Canadian Mortgage - GlossaryClosed Mortgages

Most mortgages are “closed” meaning that you are locked-in with the lender for a specific term. You have a guaranteed interest mortgage rates for a specified period of time and an “agreement” with the lender to keep the mortgage for that period of time. If you should choose to pay out the mortgage early you will be subject to paying a penalty for breaking the contract. The mortgage document will allow provisions to avoid this penalty if you have the mortgage assumed by the new purchaser of your home or if you port the mortgage to your next home. Most closed mortgages have pre-payment options attached to the mortgage that allow you to pay down the mortgage faster; You may pay 10-20% of the mortgage principal off each year without penalty. Closed mortgages may have either a variable rate or a fixed rate. Closed mortgages are available in 6 months, 1,2,3,4,5,7,10, and at times 25 year terms.

Open Mortgages

Open mortgages are open to any prepayment at any time without penalty. The interest mortgage rates is guaranteed for a minimum of 6 months up to a 5 year term. Open mortgages will generally have a higher interest rate attached to it because of this added flexibility. Unless you plan to pay your mortgage off in that specified period of time, it is usually more cost effective to sign up for a closed mortgage.

Fixed Rate Mortgages

A fixed interest rate means that you have a guaranteed interest rate for the term of the contract from the lender. The interest rate will not change during the term of the mortgage. Fixed rate products are best suited in times where the interest mortgage rates are not stable and there is a strong belief that the rates will increase in the future.

Variable Rate Mortgages

These mortgages fluctuate with the bank’s prime rate. With some lenders the change in prime may affect your monthly payment, Variable rate products are best suited in times where the interest mortgage rates are stable to declining. These products are usually less pricy then fixed rate because of the risk embedded in it.

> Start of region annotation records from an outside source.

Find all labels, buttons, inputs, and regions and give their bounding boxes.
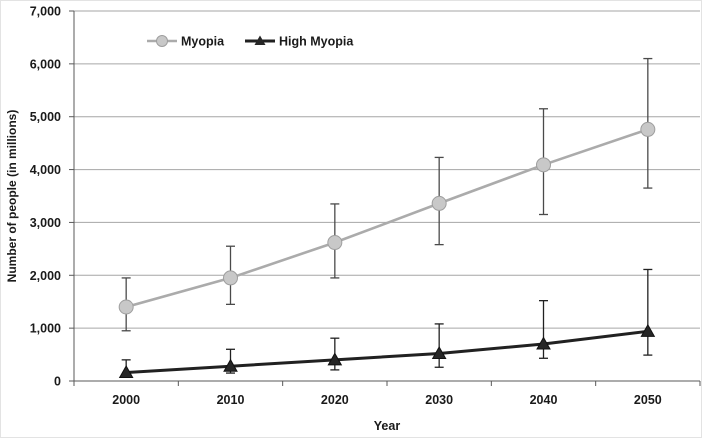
legend-marker: [156, 35, 168, 47]
x-tick-label: 2040: [530, 393, 558, 407]
y-tick-label: 0: [54, 375, 61, 389]
data-point-marker: [327, 352, 343, 366]
legend-marker: [254, 35, 266, 45]
data-point-marker: [223, 358, 238, 372]
data-point-marker: [223, 270, 238, 286]
legend-label: Myopia: [181, 35, 225, 49]
y-tick-label: 3,000: [30, 216, 61, 230]
y-tick-label: 7,000: [30, 5, 61, 19]
y-tick-label: 6,000: [30, 57, 61, 71]
data-point-marker: [640, 121, 656, 137]
x-axis-title: Year: [373, 419, 401, 433]
y-tick-label: 4,000: [30, 163, 61, 177]
x-tick-label: 2050: [634, 393, 662, 407]
y-tick-label: 2,000: [30, 269, 61, 283]
data-point-marker: [431, 345, 447, 360]
series-line: [125, 128, 649, 309]
x-tick-label: 2000: [112, 393, 140, 407]
x-tick-label: 2010: [217, 393, 245, 407]
data-point-marker: [536, 157, 551, 173]
data-point-marker: [640, 323, 656, 337]
data-point-marker: [431, 195, 447, 211]
x-tick-label: 2020: [321, 393, 349, 407]
data-point-marker: [327, 235, 343, 251]
x-tick-label: 2030: [425, 393, 453, 407]
legend-label: High Myopia: [279, 35, 354, 49]
y-tick-label: 5,000: [30, 110, 61, 124]
y-tick-label: 1,000: [30, 322, 61, 336]
data-point-marker: [536, 336, 551, 350]
series-line: [126, 329, 649, 375]
data-point-marker: [118, 365, 134, 379]
data-point-marker: [118, 299, 134, 315]
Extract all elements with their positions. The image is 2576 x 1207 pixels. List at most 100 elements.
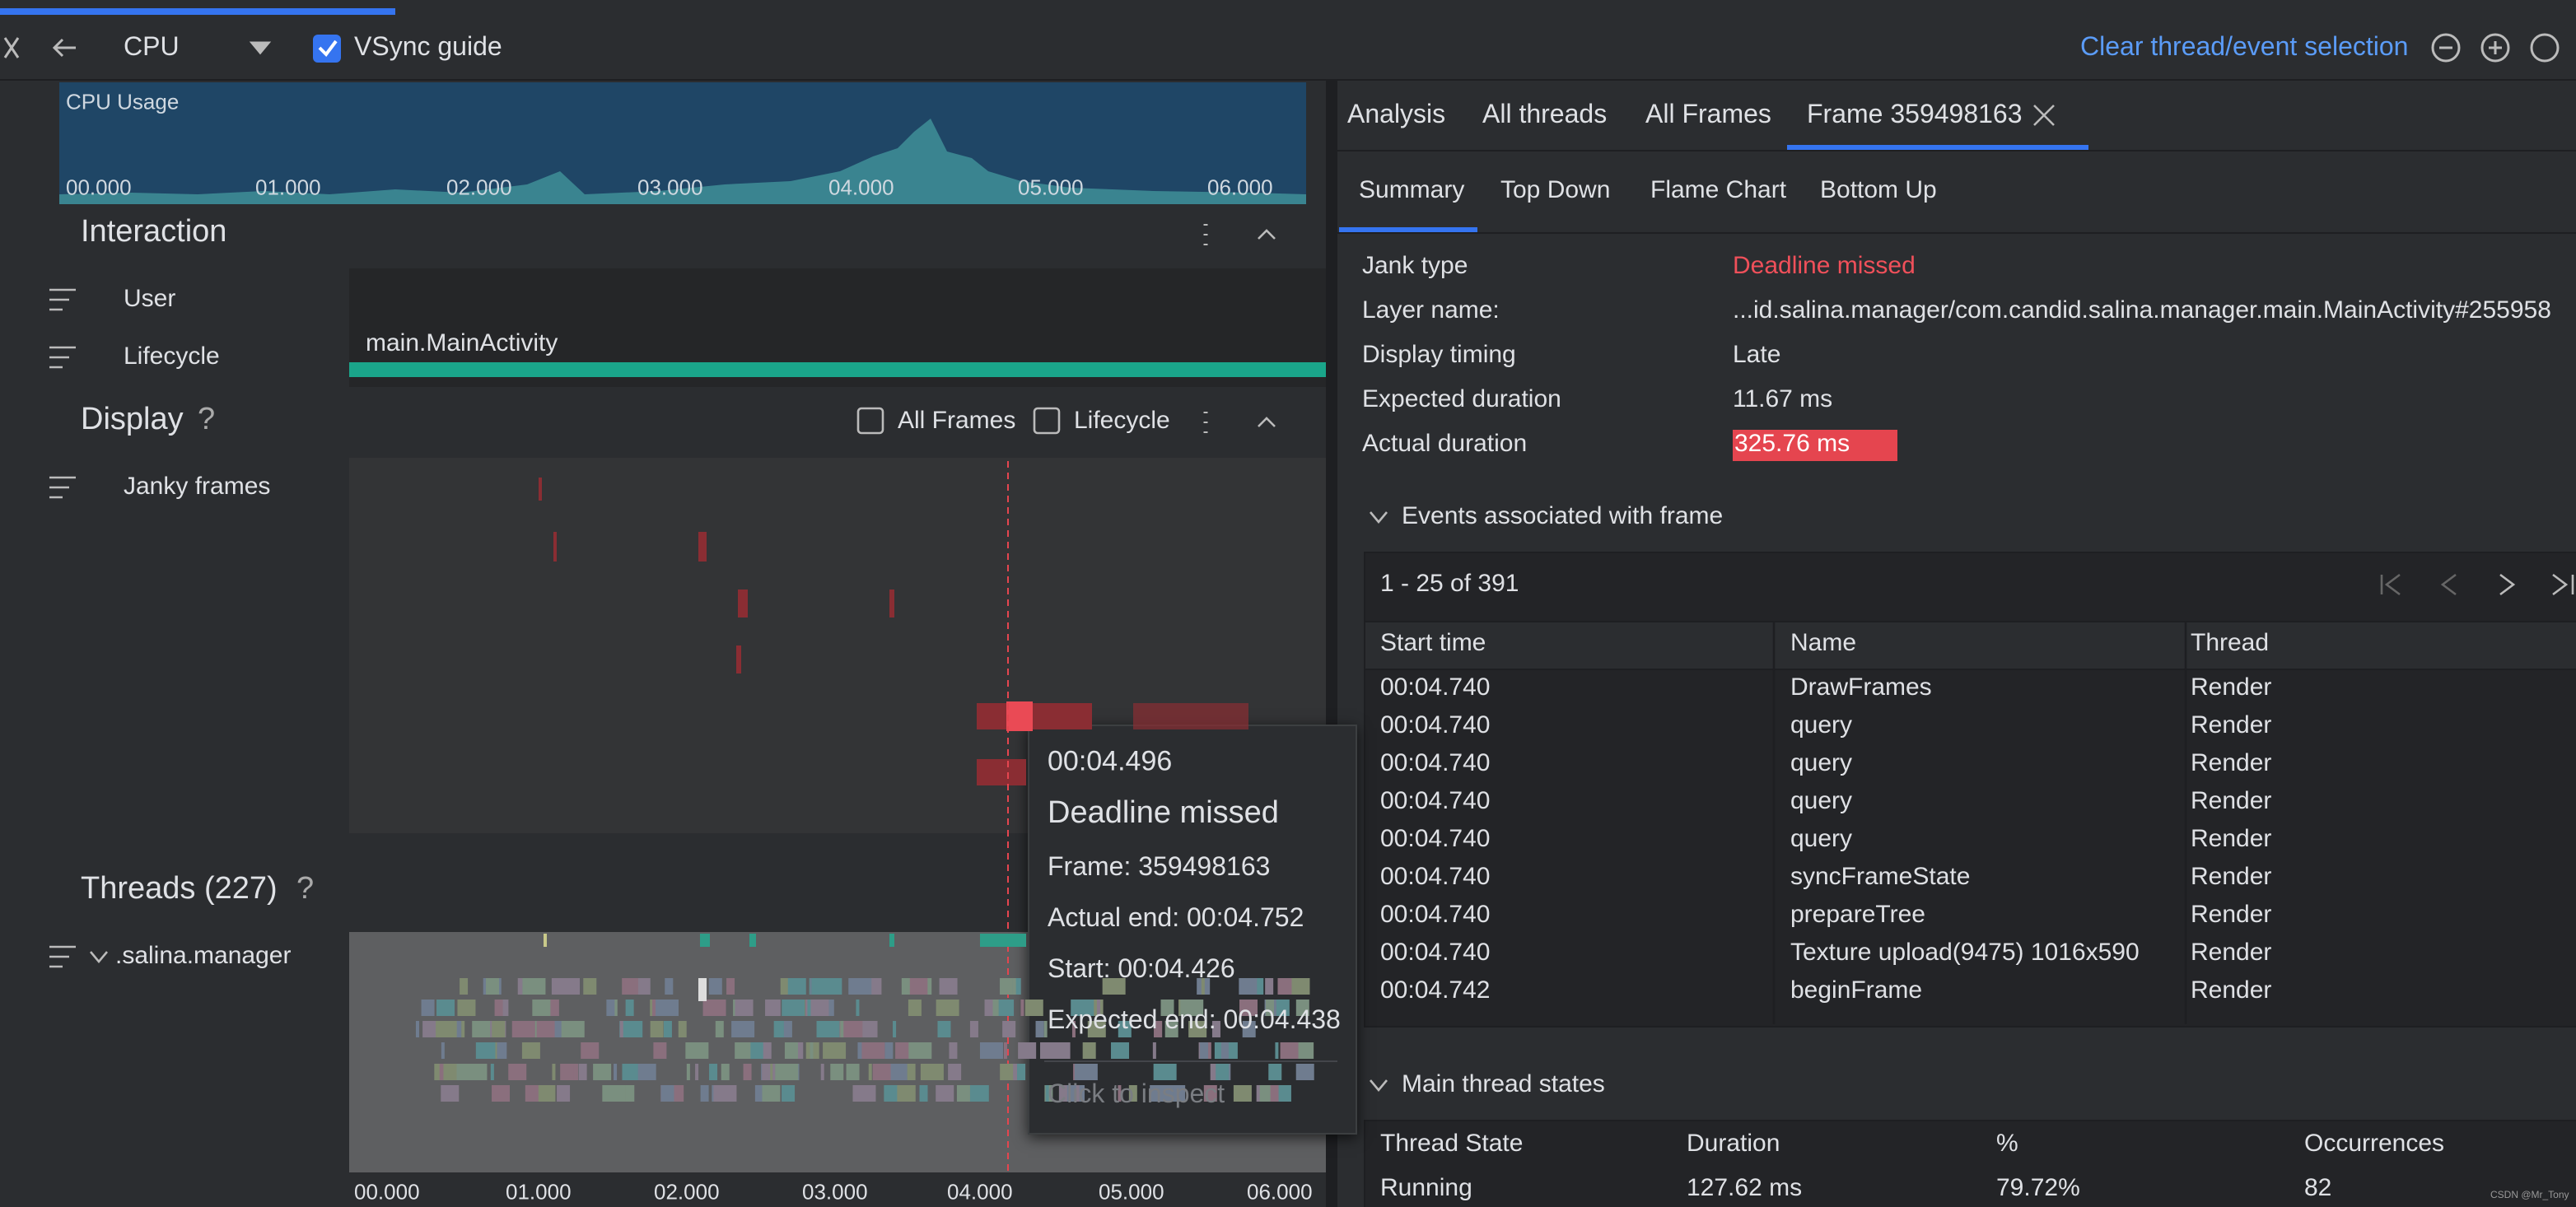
expand-chevron[interactable] — [90, 951, 108, 964]
cell: 00:04.740 — [1380, 749, 1491, 777]
section-chevron[interactable] — [1370, 511, 1388, 524]
cell[interactable]: prepareTree — [1790, 901, 1925, 929]
section-title: Interaction — [81, 215, 227, 250]
inspect-link[interactable]: Click to inspect — [1048, 1080, 1225, 1109]
first-page[interactable] — [2380, 573, 2401, 596]
help-icon[interactable]: ? — [296, 872, 315, 907]
tooltip-line: Start: 00:04.426 — [1048, 955, 1235, 984]
thread-slice — [685, 1042, 709, 1059]
subtab[interactable]: Bottom Up — [1820, 176, 1937, 204]
states-table — [1364, 1120, 2576, 1207]
process-name[interactable]: .salina.manager — [115, 942, 292, 970]
collapse[interactable] — [1258, 417, 1276, 427]
lifecycle-bar — [349, 362, 1326, 377]
cell[interactable]: Texture upload(9475) 1016x590 — [1790, 939, 2140, 967]
next-page[interactable] — [2499, 573, 2516, 596]
collapse[interactable] — [1258, 229, 1276, 240]
column-header[interactable]: Name — [1790, 629, 1857, 657]
time-tick: 04.000 — [947, 1179, 1013, 1205]
vsync-toggle[interactable]: VSync guide — [354, 33, 502, 62]
section-chevron[interactable] — [1370, 1079, 1388, 1093]
column-header[interactable]: Duration — [1687, 1130, 1780, 1158]
vsync-checkbox[interactable] — [313, 35, 341, 63]
cell[interactable]: beginFrame — [1790, 976, 1923, 1004]
tab[interactable]: Analysis — [1347, 100, 1446, 129]
thread-slice — [422, 1021, 436, 1037]
thread-slice — [536, 1021, 555, 1037]
thread-slice — [443, 1064, 457, 1080]
thread-slice — [735, 1042, 754, 1059]
subtab[interactable]: Summary — [1359, 176, 1465, 204]
thread-slice — [421, 1000, 435, 1016]
jank-mark — [698, 532, 707, 562]
thread-slice — [1096, 1000, 1100, 1016]
section-title[interactable]: Main thread states — [1402, 1070, 1605, 1098]
track-icon[interactable] — [49, 476, 76, 499]
zoom-out[interactable] — [2431, 33, 2461, 63]
track-icon[interactable] — [49, 288, 76, 311]
subtab[interactable]: Top Down — [1500, 176, 1611, 204]
cell[interactable]: query — [1790, 825, 1853, 853]
thread-slice — [1280, 1042, 1299, 1059]
jank-mark — [1133, 703, 1248, 729]
column-header[interactable]: % — [1996, 1130, 2018, 1158]
device-select[interactable]: CPU — [124, 33, 180, 62]
thread-slice — [805, 1000, 829, 1016]
cell: 00:04.740 — [1380, 863, 1491, 891]
thread-slice — [908, 1000, 922, 1016]
zoom-in[interactable] — [2480, 33, 2510, 63]
time-tick: 05.000 — [1099, 1179, 1164, 1205]
clear-selection[interactable]: Clear thread/event selection — [2080, 33, 2409, 62]
zoom-in-plus — [2489, 41, 2502, 54]
thread-slice — [593, 1064, 612, 1080]
thread-slice — [700, 1085, 709, 1102]
thread-slice — [1277, 978, 1296, 995]
thread-slice — [698, 978, 707, 1001]
last-page[interactable] — [2552, 573, 2574, 596]
cell[interactable]: query — [1790, 749, 1853, 777]
thread-slice — [1074, 1064, 1098, 1080]
column-header[interactable]: Thread — [2191, 629, 2270, 657]
cell[interactable]: DrawFrames — [1790, 673, 1932, 701]
track-icon[interactable] — [49, 945, 76, 968]
close-icon[interactable] — [3, 37, 20, 58]
reset-zoom[interactable] — [2530, 33, 2560, 63]
actual-duration-bg — [1733, 430, 1897, 461]
dropdown-arrow[interactable] — [249, 41, 272, 55]
thread-slice — [436, 1000, 455, 1016]
thread-slice — [969, 1021, 978, 1037]
back-icon[interactable] — [52, 38, 76, 58]
thread-slice — [614, 1064, 618, 1080]
tab[interactable]: Frame 359498163 — [1807, 100, 2023, 129]
cell: 79.72% — [1996, 1174, 2080, 1202]
cell[interactable]: query — [1790, 787, 1853, 815]
cell[interactable]: query — [1790, 711, 1853, 739]
thread-slice — [721, 1064, 730, 1080]
thread-slice — [525, 1085, 539, 1102]
help-icon[interactable]: ? — [198, 403, 216, 438]
prev-page[interactable] — [2440, 573, 2457, 596]
thread-slice — [980, 934, 1026, 947]
tab-close[interactable] — [2033, 105, 2055, 126]
thread-slice — [1150, 1085, 1174, 1102]
checkbox[interactable] — [1033, 407, 1061, 435]
column-header[interactable]: Start time — [1380, 629, 1486, 657]
thread-slice — [872, 1064, 891, 1080]
column-header[interactable]: Occurrences — [2304, 1130, 2445, 1158]
checkbox[interactable] — [856, 407, 884, 435]
thread-slice — [949, 1042, 958, 1059]
section-title[interactable]: Events associated with frame — [1402, 502, 1724, 530]
option[interactable]: Lifecycle — [1074, 407, 1170, 435]
cell[interactable]: syncFrameState — [1790, 863, 1971, 891]
tab[interactable]: All threads — [1482, 100, 1608, 129]
tab[interactable]: All Frames — [1645, 100, 1771, 129]
thread-slice — [856, 1000, 860, 1016]
cell: Render — [2191, 749, 2272, 777]
subtab[interactable]: Flame Chart — [1650, 176, 1787, 204]
column-header[interactable]: Thread State — [1380, 1130, 1524, 1158]
option[interactable]: All Frames — [898, 407, 1016, 435]
track-icon[interactable] — [49, 346, 76, 369]
thread-slice — [1043, 1021, 1048, 1037]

Taking a mortgage for a Purchase

Buying a new home or an investment property is one of the biggest financial steps of your life. Getting the best rate and best product custom made to suit your needs is as important as finding the right house. There is a big advantage in exploring your options, getting pre-approved, and securing your finance before you put an offer on the house.


Due to a major increase in property value’s over the past few years, some home owners are sitting on a significant amount of new equity) the difference between the current value of the property and the balance on the existing mortgages(., while struggling with many loans (credit cards, car loan, business loans). The solution is to refinance: One commitment with One lower monthly payment!

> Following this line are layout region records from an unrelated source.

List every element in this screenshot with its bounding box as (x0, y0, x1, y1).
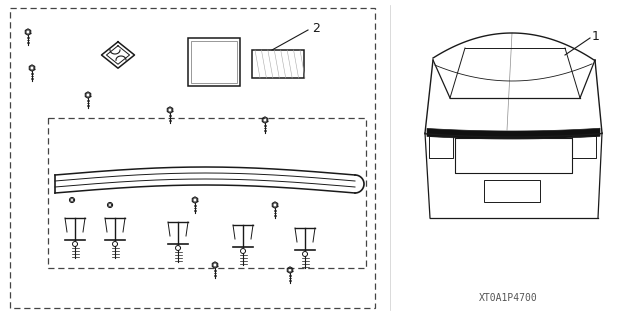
Bar (191, 41, 237, 83)
Bar (188, 38, 240, 86)
Polygon shape (427, 128, 600, 139)
Bar (48, 118, 366, 268)
Text: XT0A1P4700: XT0A1P4700 (479, 293, 538, 303)
Bar (10, 8, 375, 308)
Text: 1: 1 (592, 29, 600, 42)
Text: 2: 2 (312, 23, 320, 35)
Bar (252, 50, 304, 78)
Bar (484, 180, 540, 202)
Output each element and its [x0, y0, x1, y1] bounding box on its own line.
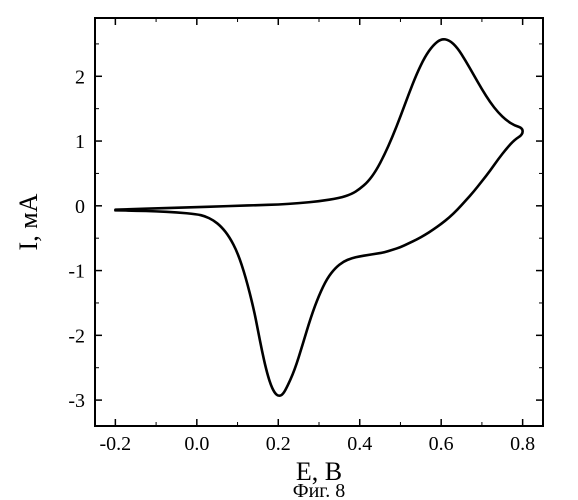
svg-text:1: 1	[75, 131, 85, 153]
svg-text:0.2: 0.2	[266, 433, 291, 455]
svg-text:0.4: 0.4	[347, 433, 372, 455]
svg-text:0.6: 0.6	[429, 433, 454, 455]
svg-text:2: 2	[75, 66, 85, 88]
svg-text:-3: -3	[68, 390, 85, 412]
cv-plot: -0.20.00.20.40.60.8-3-2-1012E, BI, мАФиг…	[0, 0, 578, 500]
svg-text:0: 0	[75, 196, 85, 218]
svg-text:Фиг. 8: Фиг. 8	[293, 480, 345, 500]
figure-container: { "chart": { "type": "line", "background…	[0, 0, 578, 500]
svg-text:0.0: 0.0	[184, 433, 209, 455]
svg-text:-0.2: -0.2	[100, 433, 132, 455]
svg-text:I, мА: I, мА	[14, 193, 43, 250]
svg-text:0.8: 0.8	[510, 433, 535, 455]
svg-text:-2: -2	[68, 325, 85, 347]
svg-text:-1: -1	[68, 261, 85, 283]
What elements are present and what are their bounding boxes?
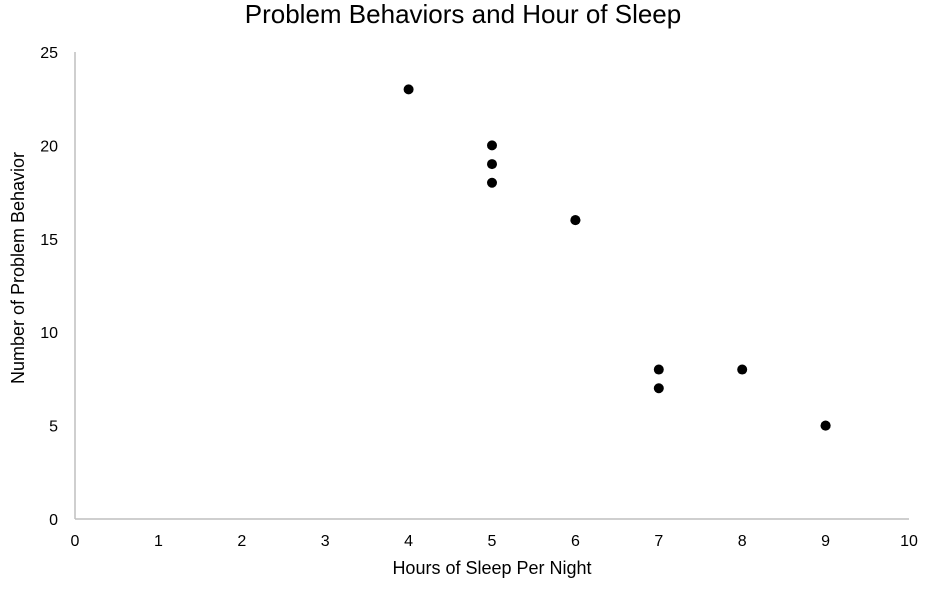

Another good reason to refinance is to take equity out of your house for investment opportunities or simply to lower your monthly payment.

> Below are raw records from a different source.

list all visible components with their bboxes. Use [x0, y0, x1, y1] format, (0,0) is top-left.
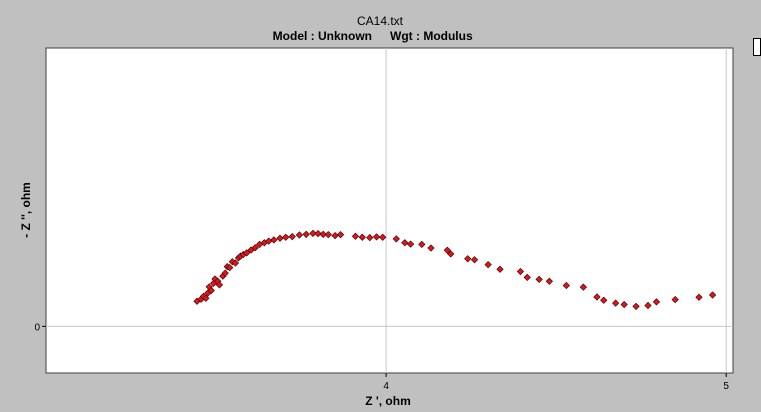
- chart-title: CA14.txt: [357, 14, 404, 28]
- data-point: [392, 235, 400, 243]
- data-point: [496, 265, 504, 273]
- data-point: [324, 231, 332, 239]
- data-point: [695, 293, 703, 301]
- data-point: [207, 286, 215, 295]
- data-point: [336, 231, 345, 239]
- data-point: [401, 239, 409, 247]
- data-point: [562, 281, 570, 290]
- data-point: [484, 261, 492, 269]
- data-point: [418, 240, 426, 249]
- data-point: [319, 230, 327, 238]
- data-point: [276, 234, 284, 242]
- data-point: [379, 233, 387, 241]
- data-point: [708, 291, 717, 299]
- data-point: [231, 259, 240, 267]
- data-point: [358, 233, 366, 241]
- data-point: [464, 255, 472, 263]
- data-point: [372, 233, 381, 241]
- data-point: [620, 300, 628, 309]
- y-axis-label: - Z '', ohm: [19, 182, 33, 238]
- data-point: [545, 277, 553, 285]
- data-point: [447, 250, 455, 258]
- data-point: [612, 299, 620, 307]
- chart-subtitle-model: Model : Unknown: [273, 29, 372, 43]
- data-point: [282, 233, 290, 241]
- data-point: [215, 281, 224, 289]
- data-point: [314, 230, 322, 238]
- y-tick-label: 0: [34, 322, 40, 333]
- x-axis-label: Z ', ohm: [365, 394, 411, 408]
- plot-area: [45, 47, 734, 374]
- data-point: [221, 269, 229, 277]
- data-point: [593, 293, 601, 301]
- data-point: [243, 249, 251, 257]
- data-point: [632, 302, 640, 311]
- chart-subtitle-weight: Wgt : Modulus: [390, 29, 473, 43]
- data-point: [202, 294, 210, 302]
- data-point: [535, 275, 543, 283]
- data-point: [427, 244, 435, 252]
- data-point: [309, 229, 317, 237]
- data-point: [302, 230, 310, 238]
- data-point: [523, 273, 531, 282]
- legend-box: [753, 38, 761, 56]
- data-point: [270, 236, 278, 244]
- data-point: [251, 244, 259, 252]
- data-point: [351, 232, 360, 240]
- data-point: [652, 298, 661, 306]
- data-point: [366, 233, 374, 242]
- data-point: [644, 301, 652, 310]
- data-point: [443, 246, 451, 254]
- data-point: [579, 283, 587, 291]
- data-points: [193, 229, 717, 311]
- axis-ticks: 4 5 0: [34, 322, 729, 392]
- data-point: [288, 232, 296, 241]
- grid-lines: [46, 48, 733, 373]
- data-point: [600, 296, 608, 304]
- x-tick-label: 4: [383, 381, 389, 392]
- data-point: [226, 263, 234, 272]
- data-point: [470, 256, 479, 264]
- data-point: [406, 240, 415, 248]
- data-point: [295, 231, 303, 239]
- data-point: [671, 295, 679, 304]
- x-tick-label: 5: [723, 381, 729, 392]
- data-point: [516, 267, 525, 276]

Refinancing is easy and quick and it is the perfect means to get your priorities back in check!

Secured Line of Credit

A Secured Line of Credit is a type of line of credit, secured by your property, that allows you to use the equity in your home to borrow money. A Secured Line of Credit provides you with a flexible alternative to the traditional mortgage. A Secured Line of Credit is usually priced at “prime” and is open for payout at any time without penalty. With the Secured Line of Credit, you can access up to 90% of the price of your home (less outstanding mortgage balance).

When using a combination of mortgage and a secured line of credit, your available credit increases as your mortgage balance decreases after each payment.

This feature gives you more control and flexibility in achieving your objectives. You may use your available credit to renovate your house, invest, study, or start your own business.

Second Mortgage

A Second Mortgage is a mortgage registered against real estate property which is already encumbered with one mortgage. Date and time of registration determines which is first and which is second.

Although the rate for a second mortgage is usually higher, a second mortgage is sometimes the best solution in cases of debt consolidation, challenged credit or in other life challenges that may come your way. Home equity is the difference between the current value of the property and the balance on the existing mortgages.

It is common for people who want to use their equity to go for refinancing. However, in some cases it makes sense to keep the first mortgage and to take a second mortgage in order to keep your lowest rate or to avoid penalties of refinancing. Another reason to consider taking a second mortgage on top of a first is to avoid paying an obligatory insurance premium.

Bridge Financing

Bridge financing is a loan required to provide the funds needed for closing of the property you have purchased to the time of the later closing of the property you have sold. A bridge financing is usually taken for few days up to 2 month. In order to get a bridge financing the client will need to provide the bank with a solid selling agreement.